Deputy President William Ruto votes at Kosachei Day and Boarding Primary School in Turbo Constituency, Uasin Gishu County on August 8, 2017. [File, Standard]

Kenyans have long complained about how their elected leaders lack positive moral and intellectual qualities. 

The common rejoinder is that leaders are a moral mirror of the society because they are picked from the many citizens.

Going by the 2017 voter roll, less than 20 million citizens registered as voters. We have learned from the recently conducted national census that we are a country of 47 million people. That means that a good number of people of voting age are not enlisted as voters.

Among the registered, only a fraction turned out to cast their vote on Election Day.

In a country where one needs just a plurality (majority in the case of presidential election) of votes cast to assume political office, genuine questions are bound to arise regarding the legitimacy of our democracy.

Can we really say that democracy is thriving when so many people either don’t register as voters or don’t vote when they register? Dambisa Moyo, the renowned Zambian-born and Oxford-educated economist, presents what she calls the blueprint for a new democracy in her latest book Edge of Chaos.

Dambisa proposes mandating voter participation as one of the reforms that will strengthen democracy and guarantee higher quality policy-making. With compulsory voting, public officials will constantly be reminded that they are accountable to all citizens, not just the most politically active.

Policy decisions that run this country would be made by true representatives of all people, not a select group of people.

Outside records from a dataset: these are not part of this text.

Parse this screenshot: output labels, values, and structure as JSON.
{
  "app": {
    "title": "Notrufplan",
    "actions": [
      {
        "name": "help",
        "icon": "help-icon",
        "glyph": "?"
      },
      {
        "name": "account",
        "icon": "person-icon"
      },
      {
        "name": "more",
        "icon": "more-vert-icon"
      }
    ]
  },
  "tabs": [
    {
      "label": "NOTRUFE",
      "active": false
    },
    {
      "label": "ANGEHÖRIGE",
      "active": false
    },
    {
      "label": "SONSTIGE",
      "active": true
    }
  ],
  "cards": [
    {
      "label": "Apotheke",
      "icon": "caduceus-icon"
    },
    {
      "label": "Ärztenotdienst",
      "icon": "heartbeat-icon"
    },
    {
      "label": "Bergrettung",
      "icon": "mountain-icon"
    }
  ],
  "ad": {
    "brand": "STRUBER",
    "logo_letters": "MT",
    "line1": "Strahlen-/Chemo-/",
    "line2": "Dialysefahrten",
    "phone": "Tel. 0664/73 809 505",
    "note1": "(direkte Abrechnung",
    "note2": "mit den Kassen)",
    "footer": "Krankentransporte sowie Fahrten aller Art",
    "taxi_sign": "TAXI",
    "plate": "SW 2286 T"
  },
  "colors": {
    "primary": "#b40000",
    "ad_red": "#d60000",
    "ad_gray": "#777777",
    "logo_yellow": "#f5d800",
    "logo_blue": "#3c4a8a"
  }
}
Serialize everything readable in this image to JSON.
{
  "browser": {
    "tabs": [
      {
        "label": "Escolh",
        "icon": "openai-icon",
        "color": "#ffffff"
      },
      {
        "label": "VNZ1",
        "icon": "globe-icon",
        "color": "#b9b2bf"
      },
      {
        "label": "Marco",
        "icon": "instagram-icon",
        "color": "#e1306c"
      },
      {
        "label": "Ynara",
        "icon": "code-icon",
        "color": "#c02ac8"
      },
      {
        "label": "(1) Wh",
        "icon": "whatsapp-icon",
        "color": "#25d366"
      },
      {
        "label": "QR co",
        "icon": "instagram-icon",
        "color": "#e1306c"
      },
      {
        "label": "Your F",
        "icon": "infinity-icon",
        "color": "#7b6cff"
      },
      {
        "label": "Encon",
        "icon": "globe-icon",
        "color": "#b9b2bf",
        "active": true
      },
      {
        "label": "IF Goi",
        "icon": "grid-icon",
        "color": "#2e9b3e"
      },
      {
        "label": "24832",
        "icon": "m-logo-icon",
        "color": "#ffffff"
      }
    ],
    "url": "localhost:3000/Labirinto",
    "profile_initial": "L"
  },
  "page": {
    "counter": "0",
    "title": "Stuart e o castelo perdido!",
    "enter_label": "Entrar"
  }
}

The middle-class, which is the biggest driver of democratic change, has a notorious lethargy when it comes to participating in elections yet they are the ones most likely to exercise objectivity when making electoral considerations.

When they stay away, the result is often the triumph of poorly-schooled but moneyed drug-dealers who bribe their way to power. Forcing everybody to vote would ensure that crucial a constituency gets to offer its much-needed objective appraisal of the candidates thereby driving up the likelihood of obtaining better policy-makers.

A smaller and narrower electoral base can lead to a more corrupted electoral process. By creating the broadest possible base, mandatory voting maximises the quality of democracy and makes it more efficient.